Ja, die Kunst besteht ja darin, zu wachsen und dabei den CO2-Fußabdruck zu verringern. In der Schweiz konnten wir durch einen veränderten Strommix 43 Prozent CO2 einsparen, während der Umsatz um 20 Prozent stieg.
Und insgesamt?
Wir hatten einen höheren CO2-Abdruck als 2021, mit einem höheren Umsatz, und das Verhältnis ist besser geworden. Wir haben heute beispielsweise Möglichkeiten, die Maschinen ressourcenschonender und mit weniger Energieverbrauch zu betreiben, wir haben die Temperaturen in den Gebäuden heruntergefahren und vieles mehr. Klar ist: Wir sind erst am Beginn dieser Reise und müssen noch mehr tun.
Worin besteht Ihre größte Herausforderung beim Thema Nachhaltigkeit?
In der gesamten Mannschaft den Fokus auf das Thema zu setzen. Nachhaltigkeit ist oft noch ein Thema für freitagsnachmittags. Ich möchte klarmachen, dass das wichtig und dringend für uns alle ist – und ja, vielleicht auch wichtiger als das letzte halbe Prozent Produktkostenoptimierung.
Ausbildung bei Wago
Das ostwestfälische Familienunternehmen Wago betreibt eine große Ausbildungswerkstatt, um dem Fachkräftemangel zu begegnen.
Bild: Christian Schwier
Also müssen Sie vor allem die Ingenieure überzeugen?
Nein, wir müssen das Thema in der gesamten Organisation verankern. Diese Transformation möchten wir in einfachen verdaubaren Schritten für Wago umsetzen.

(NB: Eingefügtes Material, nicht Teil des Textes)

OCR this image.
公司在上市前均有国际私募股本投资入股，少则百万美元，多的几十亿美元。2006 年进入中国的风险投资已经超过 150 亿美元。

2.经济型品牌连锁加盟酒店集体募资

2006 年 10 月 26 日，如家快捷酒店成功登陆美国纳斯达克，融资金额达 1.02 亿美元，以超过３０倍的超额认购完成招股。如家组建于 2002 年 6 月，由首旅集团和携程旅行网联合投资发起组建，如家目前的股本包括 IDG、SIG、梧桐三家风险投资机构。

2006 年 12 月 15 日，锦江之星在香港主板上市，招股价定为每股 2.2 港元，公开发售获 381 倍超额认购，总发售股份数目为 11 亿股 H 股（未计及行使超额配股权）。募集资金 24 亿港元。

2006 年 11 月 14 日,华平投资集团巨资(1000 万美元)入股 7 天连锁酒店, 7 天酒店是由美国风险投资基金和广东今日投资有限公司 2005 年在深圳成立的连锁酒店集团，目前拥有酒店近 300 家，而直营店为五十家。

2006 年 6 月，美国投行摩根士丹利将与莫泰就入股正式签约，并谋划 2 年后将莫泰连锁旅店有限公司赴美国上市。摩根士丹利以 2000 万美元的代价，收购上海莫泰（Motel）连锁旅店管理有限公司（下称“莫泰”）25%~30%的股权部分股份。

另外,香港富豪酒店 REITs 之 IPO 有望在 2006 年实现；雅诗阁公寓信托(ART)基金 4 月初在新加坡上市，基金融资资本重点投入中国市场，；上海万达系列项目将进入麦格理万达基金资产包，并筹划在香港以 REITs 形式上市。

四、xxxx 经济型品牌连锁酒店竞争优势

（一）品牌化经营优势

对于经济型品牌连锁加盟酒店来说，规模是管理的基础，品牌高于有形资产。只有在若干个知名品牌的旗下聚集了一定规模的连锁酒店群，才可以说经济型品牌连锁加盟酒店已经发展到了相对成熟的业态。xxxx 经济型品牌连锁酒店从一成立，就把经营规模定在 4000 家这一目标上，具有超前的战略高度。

Wie oft denken Sie an Nachhaltigkeit, außer freitagsnachmittags?
Bei jeder unternehmerischen Entscheidung.
Viele Mitarbeitende mussten Sie digital kennen lernen, hat das geklappt?
Im Corona-Lockdown waren kreative Ansätze gefragt. Ich bin ja im Lockdown gekommen. Wir haben damals jeden Tag ein virtuelles Meeting mit einem Land gemacht. Daran konnten maximal 15 Leute teilnehmen – über alle Hierarchien hinweg und ohne Agenda.
Bringt das was?
Ja, wir haben einfach geredet, und wir machen das heute auch noch so, es hat das Eis gebrochen und jeder weiß, dass er mich erreichen kann.
Herr Lang vielen Dank für das Interview.